Of course there is a glass floor - who came up with this idea? Les and Mielikki were very brave and stood on it. Nancy got her feet to the edge of it while sitting down!
She did like it much better under the platform and enjoyed taking pictures there.
The park is free and the skywalk and overlooks are handicap accessible.
Once back on solid ground we enjoyed a snack from the Little Sister's Big Rig food truck. Fried corn on the cob and a hot dog.
The best part of this stop was spending a day with Trish and Carolyn. They are both Licensed Reiki Teachers from the International Center for Reiki Training where Nancy worked in Michigan. It was such a relaxing day just hanging out and catching up.
Till we meet again...
Happy Trails to You!
Tips and things we have learned along the way.

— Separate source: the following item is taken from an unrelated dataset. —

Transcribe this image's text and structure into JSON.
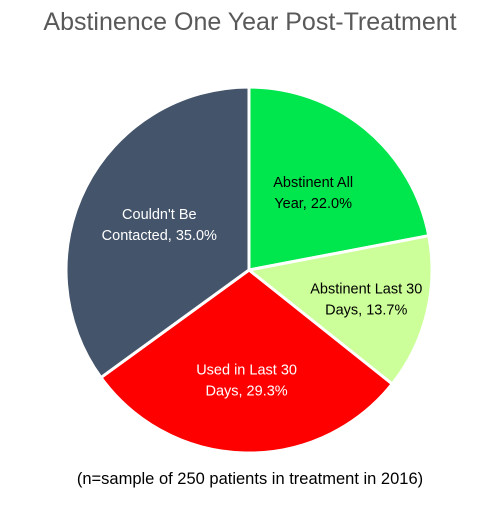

~ Communication made easier
When we pull into a new campground Nancy usually guides Les into our site. Especially when we have a back-in site. Every camper goes through this and it is always entertaining to watch, we know we are just as funny as everyone else. While we generally do a pretty good job with hand motions, it can be confusing as to what exactly the instructions are. Do you want me to go left or right? Straighten the wheels or turn them? You get the point.
There are a couple of ways to make this easier. First off you can simply use your cell phones and the driver can have theirs on hands free, of course you need cell coverage for this and some places just don't have it.

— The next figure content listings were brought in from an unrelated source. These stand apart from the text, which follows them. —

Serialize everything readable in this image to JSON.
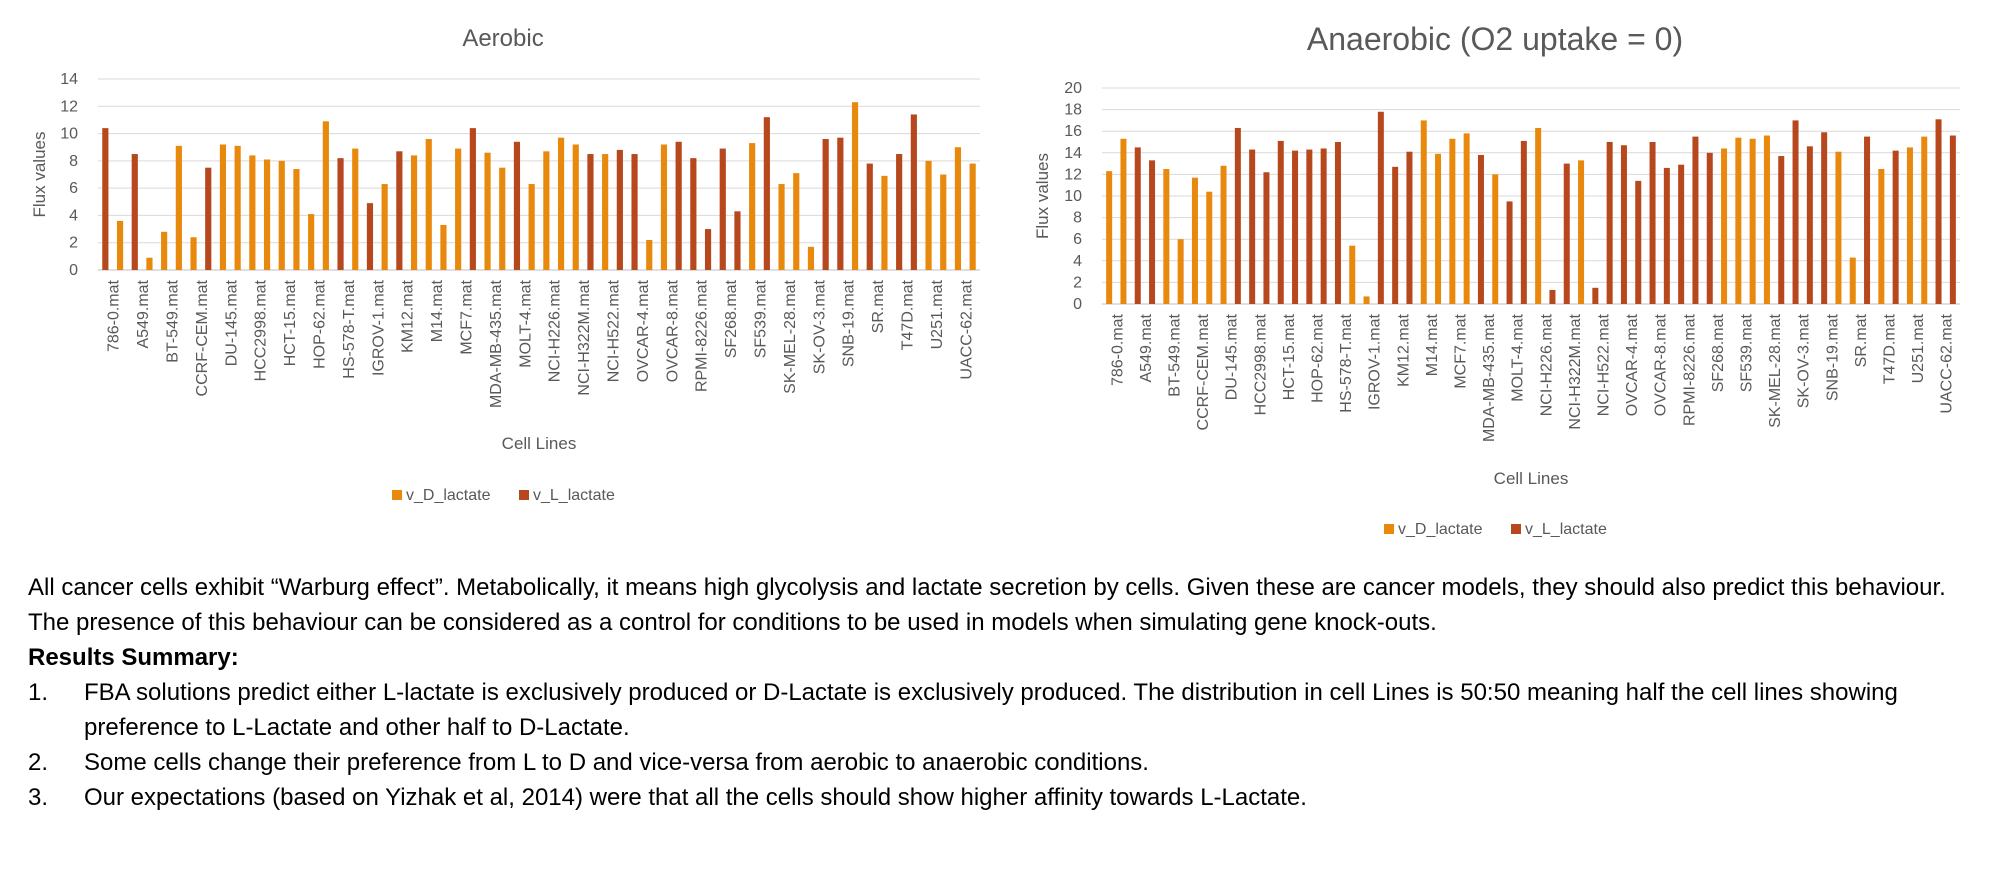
{
  "legend": {
    "d": "v_D_lactate",
    "l": "v_L_lactate"
  },
  "colors": {
    "d": "#e8890e",
    "l": "#b7471d",
    "grid": "#d9d9d9",
    "axis": "#bfbfbf"
  },
  "categories": [
    "786-0.mat",
    "A549.mat",
    "BT-549.mat",
    "CCRF-CEM.mat",
    "DU-145.mat",
    "HCC2998.mat",
    "HCT-15.mat",
    "HOP-62.mat",
    "HS-578-T.mat",
    "IGROV-1.mat",
    "KM12.mat",
    "M14.mat",
    "MCF7.mat",
    "MDA-MB-435.mat",
    "MOLT-4.mat",
    "NCI-H226.mat",
    "NCI-H322M.mat",
    "NCI-H522.mat",
    "OVCAR-4.mat",
    "OVCAR-8.mat",
    "RPMI-8226.mat",
    "SF268.mat",
    "SF539.mat",
    "SK-MEL-28.mat",
    "SK-OV-3.mat",
    "SNB-19.mat",
    "SR.mat",
    "T47D.mat",
    "U251.mat",
    "UACC-62.mat"
  ],
  "chart_data": [
    {
      "type": "bar",
      "title": "Aerobic",
      "xlabel": "Cell Lines",
      "ylabel": "Flux  values",
      "ylim": [
        0,
        14
      ],
      "yticks": [
        0,
        2,
        4,
        6,
        8,
        10,
        12,
        14
      ],
      "grid": true,
      "legend_position": "bottom",
      "bars": [
        {
          "series": "v_L_lactate",
          "value": 10.4
        },
        {
          "series": "v_D_lactate",
          "value": 3.6
        },
        {
          "series": "v_L_lactate",
          "value": 8.5
        },
        {
          "series": "v_D_lactate",
          "value": 0.9
        },
        {
          "series": "v_D_lactate",
          "value": 2.8
        },
        {
          "series": "v_D_lactate",
          "value": 9.1
        },
        {
          "series": "v_D_lactate",
          "value": 2.4
        },
        {
          "series": "v_L_lactate",
          "value": 7.5
        },
        {
          "series": "v_D_lactate",
          "value": 9.2
        },
        {
          "series": "v_D_lactate",
          "value": 9.1
        },
        {
          "series": "v_D_lactate",
          "value": 8.4
        },
        {
          "series": "v_D_lactate",
          "value": 8.1
        },
        {
          "series": "v_D_lactate",
          "value": 8.0
        },
        {
          "series": "v_D_lactate",
          "value": 7.4
        },
        {
          "series": "v_D_lactate",
          "value": 4.1
        },
        {
          "series": "v_D_lactate",
          "value": 10.9
        },
        {
          "series": "v_L_lactate",
          "value": 8.2
        },
        {
          "series": "v_D_lactate",
          "value": 8.9
        },
        {
          "series": "v_L_lactate",
          "value": 4.9
        },
        {
          "series": "v_D_lactate",
          "value": 6.3
        },
        {
          "series": "v_L_lactate",
          "value": 8.7
        },
        {
          "series": "v_D_lactate",
          "value": 8.4
        },
        {
          "series": "v_D_lactate",
          "value": 9.6
        },
        {
          "series": "v_D_lactate",
          "value": 3.3
        },
        {
          "series": "v_D_lactate",
          "value": 8.9
        },
        {
          "series": "v_L_lactate",
          "value": 10.4
        },
        {
          "series": "v_D_lactate",
          "value": 8.6
        },
        {
          "series": "v_D_lactate",
          "value": 7.5
        },
        {
          "series": "v_L_lactate",
          "value": 9.4
        },
        {
          "series": "v_D_lactate",
          "value": 6.3
        },
        {
          "series": "v_D_lactate",
          "value": 8.7
        },
        {
          "series": "v_D_lactate",
          "value": 9.7
        },
        {
          "series": "v_D_lactate",
          "value": 9.2
        },
        {
          "series": "v_L_lactate",
          "value": 8.5
        },
        {
          "series": "v_D_lactate",
          "value": 8.5
        },
        {
          "series": "v_L_lactate",
          "value": 8.8
        },
        {
          "series": "v_L_lactate",
          "value": 8.5
        },
        {
          "series": "v_D_lactate",
          "value": 2.2
        },
        {
          "series": "v_D_lactate",
          "value": 9.2
        },
        {
          "series": "v_L_lactate",
          "value": 9.4
        },
        {
          "series": "v_L_lactate",
          "value": 8.2
        },
        {
          "series": "v_L_lactate",
          "value": 3.0
        },
        {
          "series": "v_L_lactate",
          "value": 8.9
        },
        {
          "series": "v_L_lactate",
          "value": 4.3
        },
        {
          "series": "v_D_lactate",
          "value": 9.3
        },
        {
          "series": "v_L_lactate",
          "value": 11.2
        },
        {
          "series": "v_D_lactate",
          "value": 6.3
        },
        {
          "series": "v_D_lactate",
          "value": 7.1
        },
        {
          "series": "v_D_lactate",
          "value": 1.7
        },
        {
          "series": "v_L_lactate",
          "value": 9.6
        },
        {
          "series": "v_L_lactate",
          "value": 9.7
        },
        {
          "series": "v_D_lactate",
          "value": 12.3
        },
        {
          "series": "v_L_lactate",
          "value": 7.8
        },
        {
          "series": "v_D_lactate",
          "value": 6.9
        },
        {
          "series": "v_L_lactate",
          "value": 8.5
        },
        {
          "series": "v_L_lactate",
          "value": 11.4
        },
        {
          "series": "v_D_lactate",
          "value": 8.0
        },
        {
          "series": "v_D_lactate",
          "value": 7.0
        },
        {
          "series": "v_D_lactate",
          "value": 9.0
        },
        {
          "series": "v_D_lactate",
          "value": 7.8
        }
      ]
    },
    {
      "type": "bar",
      "title": "Anaerobic (O2 uptake = 0)",
      "xlabel": "Cell Lines",
      "ylabel": "Flux values",
      "ylim": [
        0,
        20
      ],
      "yticks": [
        0,
        2,
        4,
        6,
        8,
        10,
        12,
        14,
        16,
        18,
        20
      ],
      "grid": true,
      "legend_position": "bottom",
      "bars": [
        {
          "series": "v_D_lactate",
          "value": 12.3
        },
        {
          "series": "v_D_lactate",
          "value": 15.3
        },
        {
          "series": "v_L_lactate",
          "value": 14.5
        },
        {
          "series": "v_L_lactate",
          "value": 13.3
        },
        {
          "series": "v_D_lactate",
          "value": 12.5
        },
        {
          "series": "v_D_lactate",
          "value": 6.0
        },
        {
          "series": "v_D_lactate",
          "value": 11.7
        },
        {
          "series": "v_D_lactate",
          "value": 10.4
        },
        {
          "series": "v_D_lactate",
          "value": 12.8
        },
        {
          "series": "v_L_lactate",
          "value": 16.3
        },
        {
          "series": "v_L_lactate",
          "value": 14.3
        },
        {
          "series": "v_L_lactate",
          "value": 12.2
        },
        {
          "series": "v_L_lactate",
          "value": 15.1
        },
        {
          "series": "v_L_lactate",
          "value": 14.2
        },
        {
          "series": "v_L_lactate",
          "value": 14.3
        },
        {
          "series": "v_L_lactate",
          "value": 14.4
        },
        {
          "series": "v_L_lactate",
          "value": 15.0
        },
        {
          "series": "v_D_lactate",
          "value": 5.4
        },
        {
          "series": "v_D_lactate",
          "value": 0.7
        },
        {
          "series": "v_L_lactate",
          "value": 17.8
        },
        {
          "series": "v_L_lactate",
          "value": 12.7
        },
        {
          "series": "v_L_lactate",
          "value": 14.1
        },
        {
          "series": "v_D_lactate",
          "value": 17.0
        },
        {
          "series": "v_D_lactate",
          "value": 13.9
        },
        {
          "series": "v_D_lactate",
          "value": 15.3
        },
        {
          "series": "v_D_lactate",
          "value": 15.8
        },
        {
          "series": "v_L_lactate",
          "value": 13.8
        },
        {
          "series": "v_D_lactate",
          "value": 12.0
        },
        {
          "series": "v_L_lactate",
          "value": 9.5
        },
        {
          "series": "v_L_lactate",
          "value": 15.1
        },
        {
          "series": "v_D_lactate",
          "value": 16.3
        },
        {
          "series": "v_L_lactate",
          "value": 1.3
        },
        {
          "series": "v_L_lactate",
          "value": 13.0
        },
        {
          "series": "v_D_lactate",
          "value": 13.3
        },
        {
          "series": "v_L_lactate",
          "value": 1.5
        },
        {
          "series": "v_L_lactate",
          "value": 15.0
        },
        {
          "series": "v_L_lactate",
          "value": 14.7
        },
        {
          "series": "v_L_lactate",
          "value": 11.4
        },
        {
          "series": "v_L_lactate",
          "value": 15.0
        },
        {
          "series": "v_L_lactate",
          "value": 12.6
        },
        {
          "series": "v_L_lactate",
          "value": 12.9
        },
        {
          "series": "v_L_lactate",
          "value": 15.5
        },
        {
          "series": "v_L_lactate",
          "value": 14.0
        },
        {
          "series": "v_D_lactate",
          "value": 14.4
        },
        {
          "series": "v_D_lactate",
          "value": 15.4
        },
        {
          "series": "v_D_lactate",
          "value": 15.3
        },
        {
          "series": "v_D_lactate",
          "value": 15.6
        },
        {
          "series": "v_L_lactate",
          "value": 13.7
        },
        {
          "series": "v_L_lactate",
          "value": 17.0
        },
        {
          "series": "v_L_lactate",
          "value": 14.6
        },
        {
          "series": "v_L_lactate",
          "value": 15.9
        },
        {
          "series": "v_D_lactate",
          "value": 14.1
        },
        {
          "series": "v_D_lactate",
          "value": 4.3
        },
        {
          "series": "v_L_lactate",
          "value": 15.5
        },
        {
          "series": "v_D_lactate",
          "value": 12.5
        },
        {
          "series": "v_L_lactate",
          "value": 14.2
        },
        {
          "series": "v_D_lactate",
          "value": 14.5
        },
        {
          "series": "v_D_lactate",
          "value": 15.5
        },
        {
          "series": "v_L_lactate",
          "value": 17.1
        },
        {
          "series": "v_L_lactate",
          "value": 15.6
        }
      ]
    }
  ],
  "text": {
    "para1": "All cancer cells exhibit “Warburg effect”. Metabolically, it means high glycolysis and lactate secretion by cells. Given these are cancer models, they should also predict this behaviour. The presence of this behaviour can be considered as a control for conditions to be used in models when simulating gene knock-outs.",
    "heading": "Results Summary:",
    "items": [
      {
        "num": "1.",
        "text": "FBA solutions predict either L-lactate is exclusively produced or D-Lactate is exclusively produced. The distribution in cell Lines is 50:50 meaning half the cell lines showing preference to L-Lactate and other half to D-Lactate."
      },
      {
        "num": "2.",
        "text": "Some cells change their preference from L to D and vice-versa from aerobic to anaerobic conditions."
      },
      {
        "num": "3.",
        "text": "Our expectations (based on Yizhak et al, 2014) were that all the cells should show higher affinity towards L-Lactate."
      }
    ]
  }
}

Walkie Talkies help to take the guess work out of it all and you don't need cell coverage. We do not own a pair yet but we are seriously considering it. There is a wide variety available online and in just about any store. They come in all shapes, sizes and colors and range anywhere from $40 to over $100.
There is also an App for that! Yep, you can turn your iPhone or Android phone into a Walkie Talkie, you do need to have internet access for them to work so if you are out of range that could be a problem.
For iPhones there is the free Zello App.
There are a number of other apps on Google Play, Two Way Walkie Talkie, Voxer, TiKL Touch Talk and MotoTalk are just a few.